Church leaders in north Uganda have spent the Sunday night
on verandahs of Gulu town to highlight the plight of thousands of children who
leave their homes in the suburbs, fearful of being abducted by rebels, and come
to sleep on the town's streets.
"We have decided to take [this] action to show our solidarity with the
most vulnerable of our suffering people, the children," the Acholi
Religious Leaders Peace Initiative (ARLPI), a grouping of Roman Catholic,
Protestant, Greek Orthodox and Muslim leaders, said in a statement on Monday.
Thousands of children, some of them as young as seven, converge in the streets
of Gulu town every evening from their homes in outlying areas to avoid being
abducted by Lord's Resistance Army (LRA) rebels, who force boys to fight
against government troops, and girls to become rebel commanders' concubines.

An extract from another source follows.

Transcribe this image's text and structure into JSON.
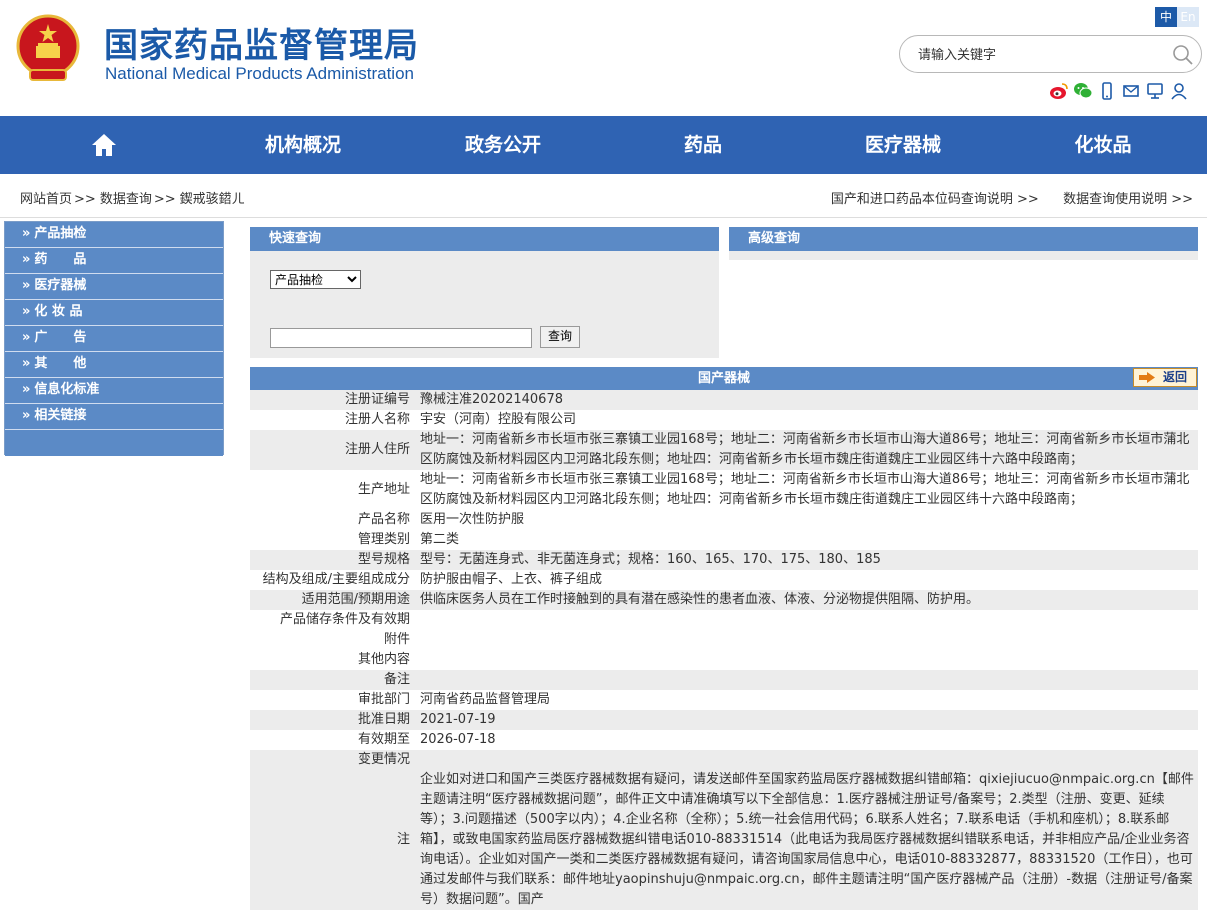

"It pains us to see that these children cannot sleep peacefully at their
homes and they come every night to sleep in that inhumane way because they
don't feel protected", the ARLPI statement said.
Religious leaders who will be "sleeping for days on the verandahs"
include Roman Catholic Archbishop John Baptist Odama, who also chairs ARLPI,
along with his colleagues from the other four denominations.
Social workers in Gulu town estimate that there are over 60 000
displaced people living in huts on the fringes of the town, in addition to 800
000 people living in pathetic conditions in internally displaced persons' (IDP)
camps in Gulu, Kitgum and Pader, all hard hit by the LRA rebellion.
The LRA rose up against the government of Uganda in 1988, ostensibly with the
aim of replacing it with a regime based on the Bible's Ten Commandments.
But that objective is belied by the cruelty of the rebels' campaign, marked by
abductions and brutal killings of civilians.
Thousands of people in northern Uganda have been maimed and killed in the LRA's
15-year fight to oust the government.
Catholic priest Carlos Rodriguez said that religious leaders on Sunday evening
walked to Gulu like the children do from their homes.
"These are our children, some have died of pneumonia because of the
cold," he said referring to many who sleep in the open despite the fact
that it is the rainy season in the region.
"We shall just carry out blankets as the children do, so as to highlight
their plight to the world," he added.